Анастасия Иванова, старший преподаватель кафедры ближневосточных и африканских исследований Санкт-Петербургской школы социальных наук и востоковедения (в 2023 году)

Выбирать любимую книгу действительно похоже на попытку выбрать любимого родителя, любимого студента или преподавателя — в общем, решительно невозможно в возрасте старше... скольки? Наверное, все-таки вопрос не в возрасте, а в количестве прочитанного и том опыте, на который это прочитанное накладывается.

Не буду утомлять читателей еще одним описанием типичного «книжного детства», ограничусь упоминанием того, что оно у меня таким и было. В бытность третьеклассницей мне довелось участвовать в межрайонной олимпиаде по предмету «внеклассное чтение» («вклассное» чтение мной в тот момент было освоено на три года вперед), и команда нашего района с легкой руки моих родителей получила название «Библиофаги» и девиз «А мы не просто их читаем, мы их с жадностью глотаем!». В общем-то, этот принцип последовал со мной из детства в отрочество, из отрочества — в юность и далее по всем волнам жизненного пути. Чтение для меня сейчас — своего рода эскапизм, возможность побега и передышки, поэтому читаю я что-нибудь постоянно — в транспорте, в спортзале, в получасовой обеденный перерыв — и зачастую в ущерб ночному сну и утренней свежести разума (особенно если книга хороша). Не знаю, у многих ли это так, но, помимо простой любви к печатному слову, у меня сложился и в некотором роде практический подход — книги как набор инструментов, каждая для своей ситуации, или даже аптечка. Поэтому определить любимую книгу становится в разы сложнее. Был такой популярный опрос: «Какую книгу Вы взяли бы с собой на необитаемый остров?», — и понятно, что ответ в этом случае будет отличаться от ответа на простой вопрос «Какая Ваша любимая книга?».

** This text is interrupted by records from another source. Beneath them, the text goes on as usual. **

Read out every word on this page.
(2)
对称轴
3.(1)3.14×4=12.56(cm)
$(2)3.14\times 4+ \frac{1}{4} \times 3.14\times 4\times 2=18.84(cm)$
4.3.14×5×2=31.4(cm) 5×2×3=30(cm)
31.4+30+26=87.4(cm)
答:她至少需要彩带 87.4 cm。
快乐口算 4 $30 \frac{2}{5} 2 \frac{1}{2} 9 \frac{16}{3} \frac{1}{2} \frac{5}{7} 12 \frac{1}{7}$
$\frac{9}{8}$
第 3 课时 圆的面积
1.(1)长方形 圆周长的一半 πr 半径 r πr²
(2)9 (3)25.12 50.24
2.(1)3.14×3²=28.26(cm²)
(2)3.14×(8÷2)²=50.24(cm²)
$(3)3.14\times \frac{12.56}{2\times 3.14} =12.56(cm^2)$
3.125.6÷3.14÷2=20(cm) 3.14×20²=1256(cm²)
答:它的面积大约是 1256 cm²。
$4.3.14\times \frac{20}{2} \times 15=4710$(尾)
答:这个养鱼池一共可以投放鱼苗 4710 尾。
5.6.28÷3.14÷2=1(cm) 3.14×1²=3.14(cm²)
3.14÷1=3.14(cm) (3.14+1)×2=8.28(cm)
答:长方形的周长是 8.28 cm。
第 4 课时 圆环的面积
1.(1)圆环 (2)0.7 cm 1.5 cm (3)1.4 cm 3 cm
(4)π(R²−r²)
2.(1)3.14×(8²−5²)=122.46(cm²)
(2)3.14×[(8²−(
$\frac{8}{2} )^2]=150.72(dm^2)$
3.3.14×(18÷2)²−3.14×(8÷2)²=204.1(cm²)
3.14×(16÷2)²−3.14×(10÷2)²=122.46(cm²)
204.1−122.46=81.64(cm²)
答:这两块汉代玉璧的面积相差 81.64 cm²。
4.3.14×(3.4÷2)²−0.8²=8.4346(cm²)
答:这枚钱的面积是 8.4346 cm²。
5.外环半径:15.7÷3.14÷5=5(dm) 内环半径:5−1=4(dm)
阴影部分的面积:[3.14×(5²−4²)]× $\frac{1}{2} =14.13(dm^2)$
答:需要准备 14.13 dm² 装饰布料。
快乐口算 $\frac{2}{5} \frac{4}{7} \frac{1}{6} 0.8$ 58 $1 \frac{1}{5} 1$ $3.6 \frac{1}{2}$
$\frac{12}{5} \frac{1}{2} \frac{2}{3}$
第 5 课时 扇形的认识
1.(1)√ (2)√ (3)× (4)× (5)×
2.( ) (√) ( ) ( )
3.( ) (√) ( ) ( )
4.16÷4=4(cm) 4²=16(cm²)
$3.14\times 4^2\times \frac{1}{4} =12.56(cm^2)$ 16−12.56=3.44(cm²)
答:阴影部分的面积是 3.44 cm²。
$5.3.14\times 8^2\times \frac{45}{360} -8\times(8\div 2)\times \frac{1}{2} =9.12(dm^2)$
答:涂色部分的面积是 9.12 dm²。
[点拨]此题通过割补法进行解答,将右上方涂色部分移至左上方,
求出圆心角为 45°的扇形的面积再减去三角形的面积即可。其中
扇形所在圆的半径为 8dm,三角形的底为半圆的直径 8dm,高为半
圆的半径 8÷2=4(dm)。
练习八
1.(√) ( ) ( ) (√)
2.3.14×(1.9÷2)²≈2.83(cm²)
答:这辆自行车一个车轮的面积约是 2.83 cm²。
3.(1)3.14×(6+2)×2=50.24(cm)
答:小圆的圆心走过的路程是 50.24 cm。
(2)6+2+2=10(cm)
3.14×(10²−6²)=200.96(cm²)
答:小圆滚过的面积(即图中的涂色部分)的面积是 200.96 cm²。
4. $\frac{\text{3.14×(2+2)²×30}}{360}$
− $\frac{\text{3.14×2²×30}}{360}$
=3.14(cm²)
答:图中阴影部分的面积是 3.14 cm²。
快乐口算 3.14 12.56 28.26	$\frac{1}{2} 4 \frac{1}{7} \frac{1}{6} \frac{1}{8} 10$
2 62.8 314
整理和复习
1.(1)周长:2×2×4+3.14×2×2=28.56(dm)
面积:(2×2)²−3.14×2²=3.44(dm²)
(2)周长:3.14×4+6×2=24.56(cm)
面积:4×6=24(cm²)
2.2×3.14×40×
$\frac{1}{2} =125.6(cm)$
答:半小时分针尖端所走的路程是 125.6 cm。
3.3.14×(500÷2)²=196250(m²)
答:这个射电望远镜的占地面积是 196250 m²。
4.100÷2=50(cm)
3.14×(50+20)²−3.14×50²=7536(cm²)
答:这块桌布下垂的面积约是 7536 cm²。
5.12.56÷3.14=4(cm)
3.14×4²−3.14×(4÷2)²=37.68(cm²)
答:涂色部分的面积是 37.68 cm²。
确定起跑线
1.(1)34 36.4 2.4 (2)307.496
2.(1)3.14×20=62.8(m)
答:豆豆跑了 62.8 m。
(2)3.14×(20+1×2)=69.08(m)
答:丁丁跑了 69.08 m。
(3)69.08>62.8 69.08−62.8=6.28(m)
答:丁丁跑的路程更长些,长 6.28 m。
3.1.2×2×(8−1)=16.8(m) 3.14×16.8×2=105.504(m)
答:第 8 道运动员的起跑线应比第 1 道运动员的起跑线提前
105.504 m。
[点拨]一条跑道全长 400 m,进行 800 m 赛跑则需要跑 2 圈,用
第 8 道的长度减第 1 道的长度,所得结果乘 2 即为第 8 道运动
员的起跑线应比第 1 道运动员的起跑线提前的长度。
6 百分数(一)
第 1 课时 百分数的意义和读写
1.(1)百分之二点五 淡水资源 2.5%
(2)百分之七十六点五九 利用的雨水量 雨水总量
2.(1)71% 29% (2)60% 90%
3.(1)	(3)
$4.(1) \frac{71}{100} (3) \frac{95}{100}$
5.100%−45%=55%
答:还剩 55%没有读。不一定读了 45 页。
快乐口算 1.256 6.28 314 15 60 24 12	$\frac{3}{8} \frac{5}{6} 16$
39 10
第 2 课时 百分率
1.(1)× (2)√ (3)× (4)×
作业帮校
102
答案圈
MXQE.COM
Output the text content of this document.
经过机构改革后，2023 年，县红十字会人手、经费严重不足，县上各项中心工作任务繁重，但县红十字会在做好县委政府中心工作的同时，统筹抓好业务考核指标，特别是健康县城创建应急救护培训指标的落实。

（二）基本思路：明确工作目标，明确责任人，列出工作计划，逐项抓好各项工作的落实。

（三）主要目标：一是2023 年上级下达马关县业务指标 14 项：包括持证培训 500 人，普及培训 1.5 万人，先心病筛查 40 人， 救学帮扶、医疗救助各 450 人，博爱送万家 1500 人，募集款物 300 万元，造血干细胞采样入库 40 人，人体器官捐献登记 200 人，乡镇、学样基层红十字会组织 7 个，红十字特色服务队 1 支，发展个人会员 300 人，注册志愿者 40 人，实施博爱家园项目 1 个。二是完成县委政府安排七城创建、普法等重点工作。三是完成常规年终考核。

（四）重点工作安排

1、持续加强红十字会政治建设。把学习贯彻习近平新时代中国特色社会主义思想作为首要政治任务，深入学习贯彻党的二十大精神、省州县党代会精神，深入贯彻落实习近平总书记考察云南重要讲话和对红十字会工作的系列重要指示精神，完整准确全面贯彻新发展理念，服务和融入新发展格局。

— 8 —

Однако попробуем последовать принципу историзма. Среди первых книг, прочитанных мной самостоятельно, — истории Туве Янссон о муми-троллях, издание 1990-х годов в трех частях. Это потом, довольно много лет спустя, я узнаю, что повестей гораздо больше, а пока — мне четыре, я сижу с бумажкой на сгоревшем носу на диком каменистом пляже в западном Крыму, вожу пальцем по строчкам и жду продолжения приключений.

Туве Янссон
Туве Янссон
Radio Van

На самом деле книги Туве Янссон только кажутся детскими, и у меня есть подозрение, что это во многом заслуга переводчиков, работавших над ними. Некоторые, особенно, конечно, более поздние, — не просто взрослые, но и пронзительно, леденяще грустные. Однако это та самая литературная магия: когда переживаешь какую-то эмоцию вместе с автором, становится не так одиноко. Если в детстве Муми-тролль и компания помогли мне не бояться жизни, то мне-взрослой они помогают справляться с потерями и неудачами.

Если говорить о книгах аптечных, есть один универсальный антидот. От печалей, от гордыни, от легкомыслия, от хандры, от гнева примите О. Генри. Большая часть моих представлений о том, как вести себя с людьми в разных жизненных ситуациях, берет свое начало в его рассказах. Каждый сборник, а также советская антология 1986 года — как коробка конфет или ренессансная коробка для специй: маленькие отделения, в каждом из которых что-то свое. «Пимиентские блинчики», «Русские соболя», «Дары волхвов» (кажется, он теперь в школьной программе), «Из любви к искусству», «Теория и собака» — любой читатель обнаружит что-то свое.

Как и походная аптечка, книга следует за мной в путешествиях и поездках. Вот со «Стихотворениями и поэмами» Иосифа Бродского я трясусь в плацкартном вагоне в Москву, вот на берегу Азовского моря «Трудно быть богом» в который раз учит меня взвешивать свои решения в масштабе не только самой себя, но и окружающих, вот мы с моим разбитым восемнадцатилетним сердцем и «Укрощением тигра в Париже» Эдуарда Лимонова летим, конечно же, в Париж, вот я мешаю соседкам по комнате в Каире спать, потому что залпом поглощаю «Кима» Редьярда Киплинга. Кстати, большой радостью и великим подарком прогресса я считаю появление электронных книг и возможность читать с экрана телефона — всех книг в твердых копиях не соберешь.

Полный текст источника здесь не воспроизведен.